It’s an all-out war for the most sought-after commodity in baby-filled Park Slope — a kindergarten seat.
Park Slope parents panicked last week when the city put 47 kindergarten-aged kids on the waiting list at PS 107 — and gave no information about where the rejected students would be enrolled in September.
Meanwhile, the staff of the Eighth Avenue school is making unannounced house visits to weed out kids whose parents lied about their address.
“I know it’s terrible, but what are you going to do?” said Pat Mannino, a school administrator who has visited 35 homes on a list of 142 — yet only caught two out-of-district kids. “When there’s so many kids on a wait list, it’s not fair to those who are legit.”
Several wait-listed families have rushed to other area schools, including PS 10 at Prospect and Seventh avenues, begging to apply, but principals have close their doors, saying that they may not have space for all their in-zone students.
Parents are demanding city action, even calling for PS 107’s lone, 18-seat pre-K class to be canceled to open up more kindergarten seats.
“Unless they convert that pre-K, I don’t have any hope at all,” said Steven Kreps, whose son, Reuben, is 41st on the wait list.
PS 107 isn’t the only battleground in the war to make room in Park Slope’s overburdened schools.
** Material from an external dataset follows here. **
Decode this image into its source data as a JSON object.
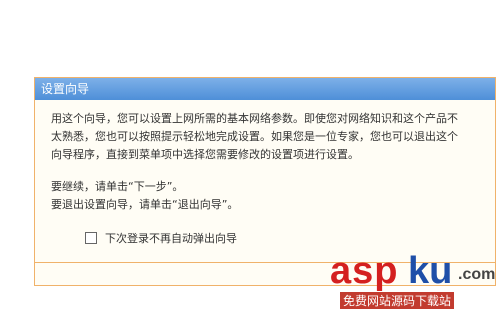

Other area schools, including PS 39 on Sixth Avenue, turned away in-zone kindergartners for the first time, leaving parents to scramble for seats and worry about competing for spots in the years to come.
Laura Scott, principal of PS 10 on nearby Seventh Avenue, said she was able to accommodate all her in-zone applicants, but making room has become more difficult.
“I don’t know if there was a baby boom we were unaware of or parents are now thinking about zoned schools instead of private schools because of the economy, but we have more students than usual,” she said.
The city is mandated to provide seats for kindergartners, but not necessarily in the child’s home district or zones. Education Department spokesman Jack Zarin-Rosenfeld said that when a school has more students than seats, the city offers a slot at a nearby alternate schools.
“Mostly every single time, it’s in their district,” he said.
Some spaces open up as some accepted parents opt for private schools or make it in to the city’s gifted and talented schools, so some wait-listed kids will get some good news at the end of May, he added.
But even those who work for the city aren’t immune to the wait-list limbo. Marc Sternberg, the school system’s deputy chancellor for portfolio planning, also has a would-be kindergartner on PS 107’s wait list.
Getting into kindergarten in Park Slope is becoming almost as difficult as getting into Harvard. First preference goes to siblings of students already enrolled in the school zone, then to children who live in the zone, but don’t have siblings at PS 107. Siblings of PS 107 students who now live outside the zone are next, ahead of out-of-zone applicants, who are considered last.
Kreps said that when he applied at PS 107, school officials told him they would have no problem admitting Reuben, so he did not apply at other nearby schools as backup. The wait-list letter arrived like a bombshell, threatening to shatter his family’s work schedules, finances and child care.
As a result, Krebs and his wife, Harlene, are discussing home-schooling Reuben or forming a home-schooled group with other wait-listed parents, as many are worried that the Department of Education does not have a long-term plan.
“What’s going to happen when there’s 147 more kids behind the kindergartners, in third grade, second grade and first grade?” Krebs asked. “It doesn’t feel like the city has a comprehensive plan for that.”